“It doesn’t do a widow much good to care for insurance, if she objected to it as a wife,” he suggested.

“It may,” returned Murray. “It isn’t at all necessary that a wife should know what’s coming to her when she becomes a widow. She may be provided for in spite of herself.”

“That would be rather difficult in my case,” said Beckford, “for my wife knows just what my salary is, and we plan our expenditures together. It’s a pretty good salary, but we have been living right up to the limit of it, so I can’t provide for premiums without her knowledge, although I can do it easily with it.”

“That complicates matters a little,” remarked Murray.

“Besides,” Beckford added, “we have been so frank with each other that I should be unhappy with such a life-secret, and, if I acted on my own judgment and took the policy home to her, she says she would tear it up and throw it away.”

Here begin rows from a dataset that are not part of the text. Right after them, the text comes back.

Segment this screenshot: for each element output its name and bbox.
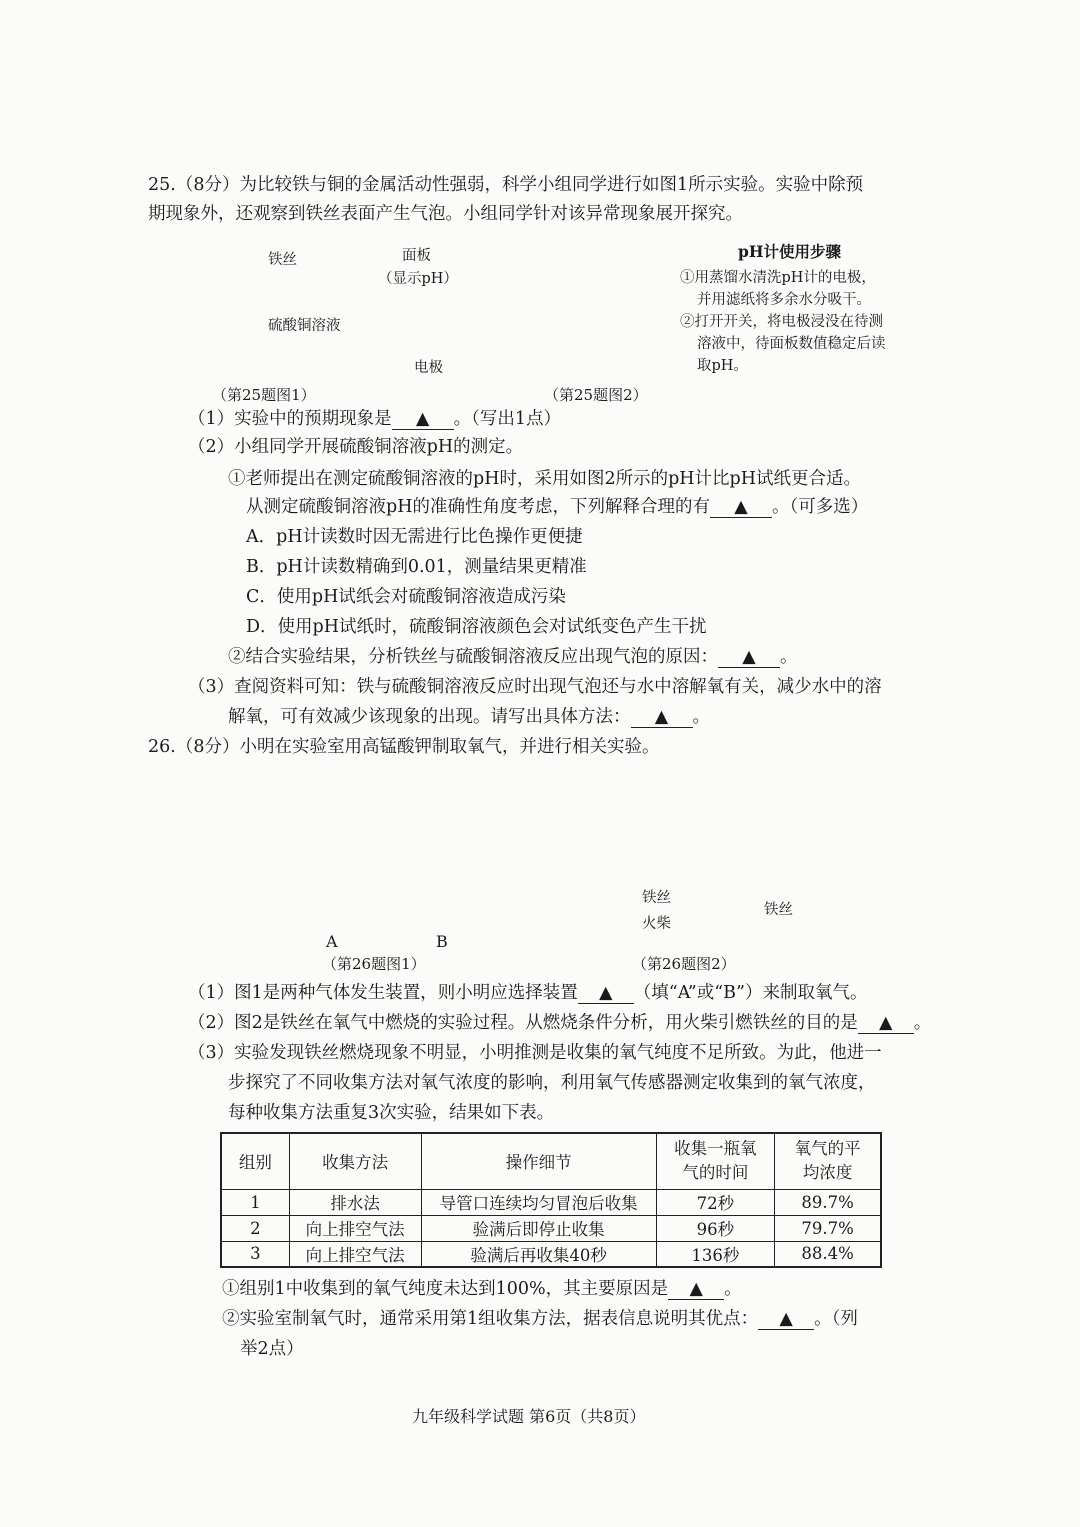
oxygen-results-table: [220, 1132, 882, 1268]
q25-part2-2: ②结合实验结果，分析铁丝与硫酸铜溶液反应出现气泡的原因： ▲ 。: [228, 647, 798, 667]
label-match: 火柴: [642, 916, 671, 932]
cell-operation: 验满后即停止收集: [421, 1215, 656, 1241]
cell-operation: 验满后再收集40秒: [421, 1241, 656, 1267]
answer-blank[interactable]: ▲: [392, 409, 454, 430]
answer-blank[interactable]: ▲: [758, 1309, 814, 1330]
table-row: [221, 1241, 881, 1267]
cell-time: 96秒: [656, 1215, 775, 1241]
step2-line1: ②打开开关，将电极浸没在待测: [680, 314, 883, 330]
table-row: [221, 1189, 881, 1215]
answer-blank[interactable]: ▲: [710, 497, 772, 518]
q25-intro-line2: 期现象外，还观察到铁丝表面产生气泡。小组同学针对该异常现象展开探究。: [148, 204, 743, 224]
label-panel: 面板: [402, 248, 431, 264]
step1-line1: ①用蒸馏水清洗pH计的电极，: [680, 270, 876, 286]
cell-concentration: 89.7%: [775, 1189, 881, 1215]
q26-part3-1: ①组别1中收集到的氧气纯度未达到100%，其主要原因是 ▲ 。: [222, 1279, 742, 1299]
cell-concentration: 79.7%: [775, 1215, 881, 1241]
q25-intro-line1: 25.（8分）为比较铁与铜的金属活动性强弱，科学小组同学进行如图1所示实验。实验中除预: [148, 175, 864, 195]
q26-part3-line2: 步探究了不同收集方法对氧气浓度的影响，利用氧气传感器测定收集到的氧气浓度，: [228, 1073, 876, 1093]
answer-blank[interactable]: ▲: [631, 707, 693, 728]
q25-fig1-caption: （第25题图1）: [212, 386, 316, 404]
answer-blank[interactable]: ▲: [858, 1013, 914, 1034]
q25-part3-line1: （3）查阅资料可知：铁与硫酸铜溶液反应时出现气泡还与水中溶解氧有关，减少水中的溶: [188, 677, 882, 697]
cell-time: 136秒: [656, 1241, 775, 1267]
answer-blank[interactable]: ▲: [668, 1279, 724, 1300]
table-row: [221, 1215, 881, 1241]
q26-part1: （1）图1是两种气体发生装置，则小明应选择装置 ▲ （填“A”或“B”）来制取氧气。: [188, 983, 868, 1003]
label-iron-wire-right: 铁丝: [764, 902, 793, 918]
q26-part3-line3: 每种收集方法重复3次实验，结果如下表。: [228, 1103, 555, 1123]
label-copper-sulfate-solution: 硫酸铜溶液: [268, 318, 341, 334]
q25-part2-1-line1: ①老师提出在测定硫酸铜溶液的pH时，采用如图2所示的pH计比pH试纸更合适。: [228, 469, 862, 489]
header-operation: 操作细节: [421, 1133, 656, 1189]
page-footer: 九年级科学试题 第6页（共8页）: [412, 1407, 646, 1426]
q25-part3-line2: 解氧，可有效减少该现象的出现。请写出具体方法： ▲ 。: [228, 707, 710, 727]
option-c: C．使用pH试纸会对硫酸铜溶液造成污染: [246, 587, 566, 607]
cell-method: 排水法: [289, 1189, 421, 1215]
ph-meter-brand-text: SKOEJO: [572, 271, 628, 286]
label-apparatus-a: A: [326, 932, 338, 951]
table-header-row: [221, 1133, 881, 1189]
cell-operation: 导管口连续均匀冒泡后收集: [421, 1189, 656, 1215]
q25-fig2-caption: （第25题图2）: [544, 386, 648, 404]
header-method: 收集方法: [289, 1133, 421, 1189]
step1-line2: 并用滤纸将多余水分吸干。: [697, 292, 871, 308]
q25-part2: （2）小组同学开展硫酸铜溶液pH的测定。: [188, 437, 524, 457]
steps-title: pH计使用步骤: [738, 242, 841, 261]
option-a: A．pH计读数时因无需进行比色操作更便捷: [246, 527, 583, 547]
cell-concentration: 88.4%: [775, 1241, 881, 1267]
answer-blank[interactable]: ▲: [578, 983, 634, 1004]
q26-part3-line1: （3）实验发现铁丝燃烧现象不明显，小明推测是收集的氧气纯度不足所致。为此，他进一: [188, 1043, 882, 1063]
label-apparatus-b: B: [436, 932, 448, 951]
q26-part3-2-line2: 举2点）: [240, 1339, 304, 1359]
ph-meter-reading: 4.00: [573, 299, 627, 324]
q26-part3-2: ②实验室制氧气时，通常采用第1组收集方法，据表信息说明其优点： ▲ 。（列: [222, 1309, 858, 1329]
cell-method: 向上排空气法: [289, 1241, 421, 1267]
label-electrode: 电极: [414, 360, 443, 376]
q26-part2: （2）图2是铁丝在氧气中燃烧的实验过程。从燃烧条件分析，用火柴引燃铁丝的目的是 ▲ 。: [188, 1013, 932, 1033]
q26-intro: 26.（8分）小明在实验室用高锰酸钾制取氧气，并进行相关实验。: [148, 737, 660, 757]
step2-line2: 溶液中，待面板数值稳定后读: [697, 336, 886, 352]
cell-group: 3: [221, 1241, 289, 1267]
option-d: D．使用pH试纸时，硫酸铜溶液颜色会对试纸变色产生干扰: [246, 617, 707, 637]
answer-blank[interactable]: ▲: [718, 647, 780, 668]
label-iron-wire: 铁丝: [268, 252, 297, 268]
label-panel-sub: （显示pH）: [378, 271, 458, 287]
cell-group: 2: [221, 1215, 289, 1241]
q25-part2-1-line2: 从测定硫酸铜溶液pH的准确性角度考虑，下列解释合理的有 ▲ 。（可多选）: [246, 497, 869, 517]
q26-fig1-caption: （第26题图1）: [322, 955, 426, 973]
q26-fig2-caption: （第26题图2）: [632, 955, 736, 973]
label-iron-wire-left: 铁丝: [642, 890, 671, 906]
header-concentration: 氧气的平 均浓度: [775, 1133, 881, 1189]
step2-line3: 取pH。: [697, 358, 748, 374]
option-b: B．pH计读数精确到0.01，测量结果更精准: [246, 557, 587, 577]
cell-time: 72秒: [656, 1189, 775, 1215]
cell-method: 向上排空气法: [289, 1215, 421, 1241]
header-time: 收集一瓶氧 气的时间: [656, 1133, 775, 1189]
cell-group: 1: [221, 1189, 289, 1215]
header-group: 组别: [221, 1133, 289, 1189]
q25-part1: （1）实验中的预期现象是 ▲ 。（写出1点）: [188, 409, 562, 429]
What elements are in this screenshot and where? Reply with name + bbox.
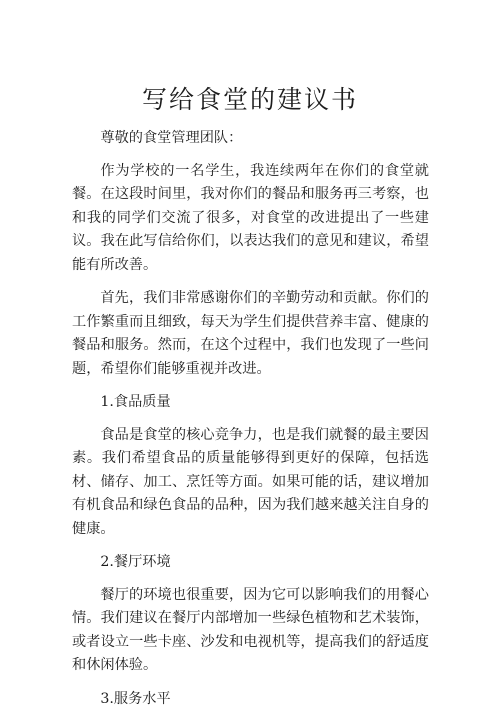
thanks-paragraph: 首先，我们非常感谢你们的辛勤劳动和贡献。你们的工作繁重而且细致，每天为学生们提供营养丰富、健康的餐品和服务。然而，在这个过程中，我们也发现了一些问题，希望你们能够重视并改进。	[72, 290, 429, 377]
salutation: 尊敬的食堂管理团队：	[100, 130, 243, 146]
document-title: 写给食堂的建议书	[141, 85, 358, 114]
section-text-environment: 餐厅的环境也很重要，因为它可以影响我们的用餐心情。我们建议在餐厅内部增加一些绿色植物和艺术装饰，或者设立一些卡座、沙发和电视机等，提高我们的舒适度和休闲体验。	[72, 586, 429, 673]
section-heading-service: 3.服务水平	[100, 690, 171, 707]
document-body	[72, 127, 429, 720]
section-text-food-quality: 食品是食堂的核心竞争力，也是我们就餐的最主要因素。我们希望食品的质量能够得到更好的保障，包括选材、储存、加工、烹饪等方面。如果可能的话，建议增加有机食品和绿色食品的品种，因为我们越来越关注自身的健康。	[72, 426, 429, 537]
section-heading-food-quality: 1.食品质量	[100, 394, 171, 410]
intro-paragraph: 作为学校的一名学生，我连续两年在你们的食堂就餐。在这段时间里，我对你们的餐品和服务再三考察，也和我的同学们交流了很多，对食堂的改进提出了一些建议。我在此写信给你们，以表达我们的意见和建议，希望能有所改善。	[72, 162, 429, 273]
section-heading-environment: 2.餐厅环境	[100, 554, 171, 570]
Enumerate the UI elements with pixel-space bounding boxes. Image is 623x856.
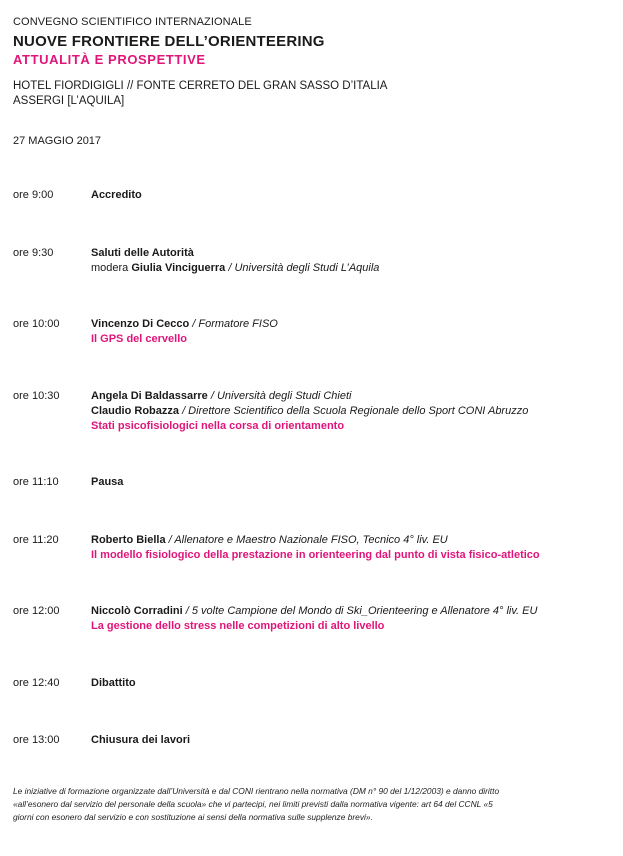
schedule-title: Dibattito bbox=[91, 677, 136, 689]
schedule-title: Chiusura dei lavori bbox=[91, 734, 191, 746]
schedule-time: ore 12:00 bbox=[13, 605, 60, 617]
speaker-affiliation: / Direttore Scientifico della Scuola Regionale dello Sport CONI Abruzzo bbox=[179, 405, 529, 417]
venue-line-2: ASSERGI [L’AQUILA] bbox=[13, 95, 125, 107]
schedule-time: ore 12:40 bbox=[13, 677, 60, 689]
schedule-time: ore 9:30 bbox=[13, 247, 54, 259]
talk-title: Il modello fisiologico della prestazione in orienteering dal punto di vista fisico-atletico bbox=[91, 549, 540, 561]
moderator-name: Giulia Vinciguerra bbox=[131, 262, 226, 274]
schedule-time: ore 11:20 bbox=[13, 534, 59, 546]
schedule-title: Pausa bbox=[91, 476, 124, 488]
event-kicker: CONVEGNO SCIENTIFICO INTERNAZIONALE bbox=[13, 16, 252, 28]
moderator-prefix: modera bbox=[91, 262, 132, 274]
speaker-affiliation: / Allenatore e Maestro Nazionale FISO, Tecnico 4° liv. EU bbox=[165, 534, 448, 546]
talk-title: Stati psicofisiologici nella corsa di orientamento bbox=[91, 420, 345, 432]
schedule-time: ore 9:00 bbox=[13, 189, 54, 201]
speaker-name: Niccolò Corradini bbox=[91, 605, 183, 617]
talk-title: La gestione dello stress nelle competizioni di alto livello bbox=[91, 620, 385, 632]
footnote-line: Le iniziative di formazione organizzate dall’Università e dal CONI rientrano nella normativa (DM n° 90 del 1/12/2003) e danno diritto bbox=[13, 786, 500, 796]
schedule-time: ore 11:10 bbox=[13, 476, 59, 488]
speaker-name: Angela Di Baldassarre bbox=[91, 390, 208, 402]
schedule-time: ore 13:00 bbox=[13, 734, 60, 746]
schedule-title: Saluti delle Autorità bbox=[91, 247, 194, 259]
speaker-name: Vincenzo Di Cecco bbox=[91, 318, 190, 330]
speaker-affiliation: / Università degli Studi Chieti bbox=[207, 390, 352, 402]
schedule-title: Accredito bbox=[91, 189, 142, 201]
speaker-affiliation: / Formatore FISO bbox=[189, 318, 278, 330]
schedule-time: ore 10:30 bbox=[13, 390, 60, 402]
footnote-line: «all’esonero dal servizio del personale della scuola» che vi partecipi, nei limiti previsti dalla normativa vigente: art 64 del CCNL «5 bbox=[13, 799, 493, 809]
speaker-name: Roberto Biella bbox=[91, 534, 166, 546]
venue-line-1: HOTEL FIORDIGIGLI // FONTE CERRETO DEL GRAN SASSO D’ITALIA bbox=[13, 80, 388, 92]
speaker-name: Claudio Robazza bbox=[91, 405, 180, 417]
schedule-time: ore 10:00 bbox=[13, 318, 60, 330]
footnote bbox=[13, 785, 613, 824]
speaker-affiliation: / 5 volte Campione del Mondo di Ski_Orienteering e Allenatore 4° liv. EU bbox=[182, 605, 538, 617]
moderator-affiliation: / Università degli Studi L’Aquila bbox=[225, 262, 380, 274]
talk-title: Il GPS del cervello bbox=[91, 333, 187, 345]
event-subtitle: ATTUALITÀ E PROSPETTIVE bbox=[13, 52, 206, 67]
footnote-line: giorni con esonero dal servizio e con sostituzione ai sensi della normativa sulle supplenze brevi». bbox=[13, 812, 373, 822]
event-date: 27 MAGGIO 2017 bbox=[13, 135, 102, 147]
event-title: NUOVE FRONTIERE DELL’ORIENTEERING bbox=[13, 33, 325, 50]
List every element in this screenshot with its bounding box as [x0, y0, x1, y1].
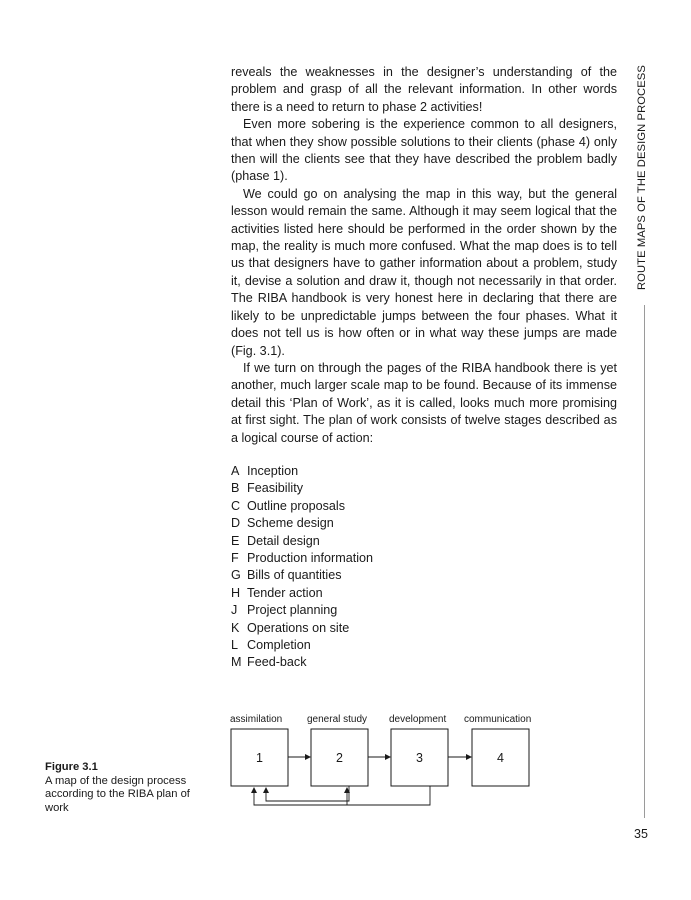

“I knew a woman to do that once,” said Murray reflectively. “Her husband insured his life before going on the excursion that ended in the Ashtabula disaster. A few days later her little boy came in to ask if anything could be done about the policy that she had destroyed.”

“I don’t think Isabel would really destroy it,” said the troubled Beckford, “but it would distress her very much to have me go so contrary to her wishes in a matter that we had discussed.”

“It would distress her very much to be left penniless,” remarked Murray.

“I think,” said Beckford thoughtfully, “I really think, if I had known that she was going to take this view of the matter, I would have insured myself first and talked to her about it afterward. Then the situation wouldn’t be so awkward. But I thought that all women favored life insurance.”

“Not at first,” returned Murray, “but usually there comes a change.”